TORONTO – It’s the closest you’ll get to hearing Randy Carlyle question how everything went down with him and the Toronto Maple Leafs.
Upon returning to Air Canada Centre to face a Toronto team that has changed dramatically since he was fired less than two years, I asked the Anaheim Ducks coach if he had hoped to see the Leafs start a rebuild while he was still employed by the organization.
“I’d rather not comment on what I wanted,” Carlyle said Monday. “That’s a long time ago. The way things have developed I would say that they are in the direction that needed to be taken.”
The last game he coached for the Leafs came on Jan. 3, 2015 in Winnipeg and only seven players from that night remain. Phil Kessel, Dion Phaneuf, Cody Franson, David Clarkson, Joffrey Lupul, James Reimer and Jonathan Bernier are among those who have been shipped out or aren’t actively with the team as part of a massive overhaul.
Now occupying key roles for the Leafs are rookies Auston Matthews, Mitchell Marner, William Nylander and Nikita Zaitsev, among others.
“Obviously the skillset and the youth that they’ve got in their lineup is at a much higher skillset,” said Carlyle. “You pick where they pick in the draft – the supply of skill into their lineup and speed into the lineup has changed.”
Still, Carlyle doesn’t come across as an embittered former employee. Not in the least.
His contract with the Leafs saw him paid through the end of last season and allowed him to attend NHL games as a scout.
That put him in position to get re-hired by the Ducks after Bruce Boudreau was fired in the off-season. The main lesson Carlyle says he’s brought to the position from his time in Toronto is not sweating all of the small stuff quite so much.

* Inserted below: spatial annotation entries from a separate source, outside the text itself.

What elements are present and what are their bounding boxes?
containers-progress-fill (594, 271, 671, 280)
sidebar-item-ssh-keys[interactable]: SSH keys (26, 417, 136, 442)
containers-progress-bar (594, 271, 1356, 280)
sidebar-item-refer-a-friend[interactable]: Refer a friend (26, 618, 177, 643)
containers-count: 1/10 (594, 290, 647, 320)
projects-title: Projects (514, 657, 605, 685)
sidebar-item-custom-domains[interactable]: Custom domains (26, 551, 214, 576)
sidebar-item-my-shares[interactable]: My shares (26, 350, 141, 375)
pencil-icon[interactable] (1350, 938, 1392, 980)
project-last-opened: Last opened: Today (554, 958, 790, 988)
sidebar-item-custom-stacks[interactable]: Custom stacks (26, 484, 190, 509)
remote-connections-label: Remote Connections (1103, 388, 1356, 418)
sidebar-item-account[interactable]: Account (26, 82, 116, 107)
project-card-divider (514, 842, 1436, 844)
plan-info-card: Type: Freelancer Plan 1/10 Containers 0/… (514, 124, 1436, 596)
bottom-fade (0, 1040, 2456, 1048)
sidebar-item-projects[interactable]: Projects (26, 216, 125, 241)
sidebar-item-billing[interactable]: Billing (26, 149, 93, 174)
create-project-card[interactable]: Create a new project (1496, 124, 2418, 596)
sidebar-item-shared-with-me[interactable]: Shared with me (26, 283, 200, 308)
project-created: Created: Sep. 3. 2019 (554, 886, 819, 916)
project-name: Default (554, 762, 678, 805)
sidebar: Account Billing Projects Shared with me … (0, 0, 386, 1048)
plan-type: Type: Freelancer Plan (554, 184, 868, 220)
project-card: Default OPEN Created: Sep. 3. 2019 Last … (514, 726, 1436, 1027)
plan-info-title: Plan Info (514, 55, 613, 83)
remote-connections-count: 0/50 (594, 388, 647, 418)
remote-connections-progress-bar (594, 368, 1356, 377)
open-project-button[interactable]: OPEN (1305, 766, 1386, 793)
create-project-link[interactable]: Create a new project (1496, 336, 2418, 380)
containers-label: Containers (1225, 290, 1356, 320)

“You’re here to win the war, you’re not here to win every little battle,” he said. “And there’s lots of battles along the way that come with a coaching staff and it comes with coaching in the NHL. It’s not easy and it’s not supposed to be easy.
“This is the best league in the world.”
Carlyle was a somewhat surprising choice by the Ducks – the team he guided to a Stanley Cup in 2007.
They entered Monday night sitting second in the Pacific Division with a 16-11-5 record and are shouldering big expectations from ownership and management.
Looking back on the circumstances around his firing in January 2015, Carlyle had no trouble cutting ties with the Leafs. His brother-in-law, John Stack, lost his battle with ALS the day after former GM Dave Nonis fired Carlyle over the phone.
That brought immediate perspective.
“It really didn’t take that long for me to move on and move forward,” said Carlyle. “I would say I dealt with the funeral of my brother-in-law and we went with family members and that for about 10 days – two weeks – and then I went back out to California and started to regroup and reset your sights on what you’re going to do next in your life.”
The Leafs have moved forward, too, by hiring Mike Babcock as a permanent replacement following Peter Horachek’s interim stint. The present looks pretty good and the future is bright.
Carlyle isn’t spending much time looking back.
He was behind the bench when the team blew a 4-1 lead to Boston in Game 7 of the 2013 playoffs and melted down in March the following season, but says he has “no qualms” about his tenure with the organization.
Carlyle joked that he missed seeing so many reporters at his daily scrums, but grew serious when asked if it’s tougher to coach in Toronto than it is elsewhere.
“It can be,” said Carlyle. “If you get worn down by it. You can never lose your enthusiasm for what you do. And it’s the people around you who get affected more than you do.
“I think coaches develop Teflon, to some degree, and you deal with it and you move forward.”